Чем старше я становилась, тем чаще снились мне такие сны — как в старых деревенских кинотеатрах крутят по многу раз один и тот же фильм: зрители произносят реплики раньше артистов, под ногами шуршит семечная шелуха.
Длинный, извилистый подвал, потолок которого постоянно меняет высоту. Под ногами бурлит и чавкает густая белая жижа, а сам подвал похож на подземелье николаевской городской больницы: несколько корпусов по странной прихоти архитектора соединены глубокими и бесконечными подземными ходами. Будто кроты, снуют по ним медики, родственники и хитроумные больные, как Монте-Кристо, убегающие из своей палаты.

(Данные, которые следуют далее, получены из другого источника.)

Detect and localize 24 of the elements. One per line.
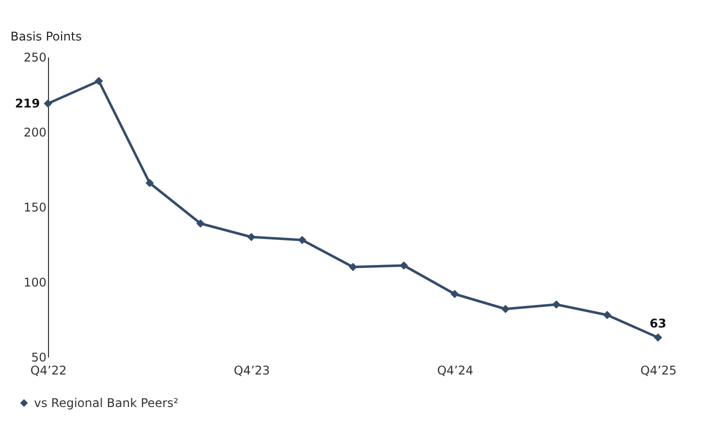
point (400, 261, 408, 270)
y-tick-label: 250 (24, 50, 46, 64)
point (348, 262, 358, 272)
point (450, 290, 459, 298)
point (94, 76, 104, 86)
x-tick-label: Q4’25 (640, 364, 677, 378)
y-tick-label: 100 (24, 276, 46, 290)
point (654, 333, 662, 342)
y-tick-label: 150 (24, 200, 46, 214)
x-tick-label: Q4’22 (30, 364, 67, 378)
y-tick-label: 50 (31, 350, 46, 364)
legend-label: vs Regional Bank Peers² (34, 396, 178, 410)
point (602, 310, 612, 320)
point (501, 304, 510, 314)
x-tick-label: Q4’23 (234, 364, 270, 378)
y-axis-title: Basis Points (10, 30, 82, 44)
data-label: 219 (14, 96, 40, 110)
point (196, 219, 205, 228)
point (145, 178, 154, 188)
data-label: 63 (650, 316, 666, 330)
point (44, 99, 52, 108)
y-tick-label: 200 (24, 126, 46, 140)
x-tick-label: Q4’24 (437, 364, 474, 378)
point (552, 300, 561, 309)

Во сне потолок становится ниже и ниже, и мне приходится пригибать голову. Кланяться. Опускать плечи. Тоннель неуклонно сужается, а я ползу на коленях, на животе… пока они не соединяются — две сжавшиеся в тесноту плоскости: белого пола и земляного потолка.
Я знаю: это сон о моей смерти. Тысячи вещей случились со мной после мрачного лета открытий — я стала выше на семьдесят сантиметров, но так и не вылечилась от жуткого страха небытия. Сильнее всего он терзал меня летом, в жару — на память о детстве. Теплыми днями казалось, что смерть ближе, чем зимой: протяни руку — и достанешь. «Мне хотелось бы жить вечно», — обмолвилась я однажды Кабановичу, и он возмутился: «На каком основании?»
В предшествующий описываемым событиям год я похоронила друга — мы учились в одном классе. Я несла портрет, там ему двадцать: черно-белый портрет в рамке, с лентой через угол. Кладбища в Николаевске убирают плохо, я запнулась за кусок арматуры и упала в приготовленную для моего друга могилу. Кладбищенская земля пахла черным хлебом. Мать моего друга смотрела на меня с ужасом и отвращением: я разбила портрет, тонкая трещина расколола стекло — так трескается первый лед на лужах. Могильщики вытащили меня за руки, стеклянная соль разъела кожу до крови.
…После школы мы с моим другом виделись редко, но когда встречались случайно на улицах, он радовался и норовил напоить меня польским шампанским — сладким и пенистым, как шампунь. После смерти мы с моим другом виделись всего несколько раз. Я приходила редко и приносила ему сигареты: язычница, я раскладывала их под портретом, словно патроны, и смотрела, как дождевые капли красят папиросную бумагу в серый цвет. Ныли комары, и бомжи тихо шарились рядом, собирая с могилок цветы.
В то лето я полюбила старое Николаевское кладбище: медленно читала надписи на памятниках, разглядывала побледневшие овальные портреты. Ветер приносил колокольный звон от храма. Комары лакомились моей кровью, злющая крапива обдирала ноги, но мне было все равно: душа болела сильнее, и боль не бралась ни вином, ни таблетками.
Я шла домой в репьях, прилипших к джинсам, и думала, что никогда не брошу Кабановича — он теплый, с ним не страшно. Кабанович не боялся смерти, говорил: «Плевать».
…Сидя за столом в утренней кухне Лапочкиных, я думала, что даже на кладбище будет веселее, чем здесь. Несколько часов назад мы с Лапочкиным выпивали и беседовали, но теперь я видела перед собой не того Алешу, а немое существо с перебитым хребтом. Сашенька закусила ладонь зубами, щеки ее рдели, как у диатезного младенца. Наконец Алеша сказал:
— Аглая, может, ты уйдешь?
Позже Сашенька рассказывала, как Алеша зарылся лицом в ее халат и умолял: пусть только не бросает его! Он, Алексей Лапочкин, будет любить этого ребенка нежнее, чем собственное дитя, а Сашеньку прощает — оступилась, с кем не бывает, все мы люди…
Мне тут же захотелось позвонить в клинику пограничных состояний «Роща»: явно спятивший Лапочкин нуждался в срочной госпитализации. Этот порыв я озвучила в самых сдержанных тонах, но Сашенька все равно обиделась:
— Ты просто завидуешь, что меня так сильно любят! Тебя никогда никто не любил! И не будет! — Восклицательные знаки впивались в ухо как стрелы, следом заколотились короткие гудки.
Меня и вправду никто и никогда не любил так, как Алеша — свою Сашеньку. Вечером безропотно выводил машину из стойла: «Сегодня у Сашеньки первый день, ей тяжело идти пешком». И у меня были «первые дни» из месяца в месяц, но тяжесть их ровно ничего не значила…
А его букеты величиною с дерево? Сашеньке не хватало ваз, и она небрежно сваливала живую душистую кучу в пластмассовое ведро. Все равно цветов оставалось так много, что мы могли бы отравиться запахом, как римские патриции; комната, заваленная букетами, часто напоминала мне кладбище.